Given Dedekind cuts $\alpha, \beta$, I'm trying to show that exactly one of $\alpha < \beta$, $\beta < \alpha$, or $\alpha = \beta$ show. I can prove, via considering the three successive cases in turn, that no more than one of these can occur at once, so I'm only struggling to prove that exactly one must occur at once.
My attempt is as follows. I'm going to assume that $\alpha < \beta$ and $\beta < \alpha$ fail. I'm going to show that $\alpha = \beta$ by contradiction by assuming that $\alpha \neq \beta$. Here is my attempt.

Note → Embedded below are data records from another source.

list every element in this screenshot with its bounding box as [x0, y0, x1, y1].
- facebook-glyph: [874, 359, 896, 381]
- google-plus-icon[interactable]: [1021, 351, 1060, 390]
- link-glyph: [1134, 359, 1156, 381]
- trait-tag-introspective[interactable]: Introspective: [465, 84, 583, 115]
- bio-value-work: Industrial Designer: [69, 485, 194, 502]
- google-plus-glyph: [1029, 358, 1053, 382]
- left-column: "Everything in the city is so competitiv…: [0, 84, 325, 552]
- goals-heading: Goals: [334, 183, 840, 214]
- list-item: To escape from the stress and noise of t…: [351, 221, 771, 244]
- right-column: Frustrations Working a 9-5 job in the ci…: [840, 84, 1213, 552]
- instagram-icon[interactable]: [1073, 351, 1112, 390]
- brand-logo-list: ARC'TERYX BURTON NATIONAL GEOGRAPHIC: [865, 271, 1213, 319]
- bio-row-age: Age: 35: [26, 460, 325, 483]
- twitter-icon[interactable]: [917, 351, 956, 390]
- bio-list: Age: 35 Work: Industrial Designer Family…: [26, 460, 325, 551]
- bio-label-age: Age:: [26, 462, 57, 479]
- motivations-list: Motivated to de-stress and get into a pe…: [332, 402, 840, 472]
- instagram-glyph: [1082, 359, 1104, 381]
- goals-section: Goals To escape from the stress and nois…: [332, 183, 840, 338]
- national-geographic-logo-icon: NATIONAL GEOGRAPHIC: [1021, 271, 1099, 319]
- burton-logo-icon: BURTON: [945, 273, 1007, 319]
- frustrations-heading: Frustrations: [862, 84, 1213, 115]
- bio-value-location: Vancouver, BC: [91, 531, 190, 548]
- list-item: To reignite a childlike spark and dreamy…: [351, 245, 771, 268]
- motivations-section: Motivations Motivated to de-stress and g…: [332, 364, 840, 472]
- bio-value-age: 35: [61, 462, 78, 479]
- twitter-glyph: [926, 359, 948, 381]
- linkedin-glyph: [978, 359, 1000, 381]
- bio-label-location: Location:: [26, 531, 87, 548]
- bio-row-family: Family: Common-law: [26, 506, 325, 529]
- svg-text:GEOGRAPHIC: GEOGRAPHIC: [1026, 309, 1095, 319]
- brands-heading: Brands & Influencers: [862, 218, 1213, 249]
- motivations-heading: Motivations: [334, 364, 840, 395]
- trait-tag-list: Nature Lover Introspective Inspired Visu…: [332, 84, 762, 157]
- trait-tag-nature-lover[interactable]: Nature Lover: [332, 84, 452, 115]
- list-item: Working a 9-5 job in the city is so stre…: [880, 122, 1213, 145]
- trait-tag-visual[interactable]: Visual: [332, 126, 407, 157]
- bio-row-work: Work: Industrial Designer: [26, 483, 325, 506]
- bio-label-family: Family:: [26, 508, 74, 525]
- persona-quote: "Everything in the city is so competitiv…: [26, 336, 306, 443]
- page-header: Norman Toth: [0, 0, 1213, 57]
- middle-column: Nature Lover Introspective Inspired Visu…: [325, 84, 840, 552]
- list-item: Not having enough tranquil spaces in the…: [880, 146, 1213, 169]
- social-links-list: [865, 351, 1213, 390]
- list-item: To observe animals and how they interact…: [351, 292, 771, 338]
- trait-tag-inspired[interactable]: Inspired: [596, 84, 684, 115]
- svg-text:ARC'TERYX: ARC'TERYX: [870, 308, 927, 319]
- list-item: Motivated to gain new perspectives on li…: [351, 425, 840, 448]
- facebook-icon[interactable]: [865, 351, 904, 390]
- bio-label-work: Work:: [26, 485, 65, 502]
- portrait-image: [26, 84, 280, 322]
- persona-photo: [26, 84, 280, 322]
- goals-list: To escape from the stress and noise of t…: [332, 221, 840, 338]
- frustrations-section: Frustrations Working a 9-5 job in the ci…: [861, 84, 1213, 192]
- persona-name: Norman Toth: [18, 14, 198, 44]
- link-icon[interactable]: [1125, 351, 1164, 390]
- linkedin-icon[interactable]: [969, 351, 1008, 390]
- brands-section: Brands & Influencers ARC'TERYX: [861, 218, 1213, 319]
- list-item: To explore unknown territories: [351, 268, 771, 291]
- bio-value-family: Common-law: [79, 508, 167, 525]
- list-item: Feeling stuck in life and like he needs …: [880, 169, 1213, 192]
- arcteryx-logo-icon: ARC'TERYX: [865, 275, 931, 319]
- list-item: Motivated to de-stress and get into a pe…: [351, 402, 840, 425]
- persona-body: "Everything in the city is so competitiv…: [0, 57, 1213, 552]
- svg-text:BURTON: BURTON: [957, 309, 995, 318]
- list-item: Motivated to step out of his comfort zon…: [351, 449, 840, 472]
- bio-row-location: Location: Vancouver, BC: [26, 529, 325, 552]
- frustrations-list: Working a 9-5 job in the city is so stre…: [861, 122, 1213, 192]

Suppose $\alpha < \beta$ and $\beta < \alpha$ do not hold. The first means that at least one of $\alpha \subset \beta$ or $\alpha \neq \beta$ fails, and the latter means that at least one of $\beta \subset \alpha$ or $\beta \neq \alpha$ fails. Suppose, for the sake of contradiction, that $\beta = \alpha$. The initial suppositions then allow us to say that $\alpha \not \subset \beta$ and $\beta \not \subset \alpha$. Therefore, there exists $x \in \alpha - \beta$ and $y \in \beta - \alpha$. But $x,y \in \mathbb{Q}$, which has a total order on it. Of course, $x \neq y$, so we either have, in $\mathbb{Q}$, $x < y$ or $y < x$. If $x < y$, then because $y \in \beta$ which is closed downward, we have $x \in \beta$, a contradiction. Similarly, if $y < x$, then because $x \in \alpha$ and $\alpha$ is closed downward, one has $y \in \alpha$, which is a contradiction. Therefore, we have $\alpha = \beta$, as required.
How does this look? I'm mainly concerned about the assumption toward a contradiction and whether I can make the assertions $\alpha \not \subset \beta$ and $\beta \not \subset \alpha$, which rely entirely on that assumption toward a contradiction.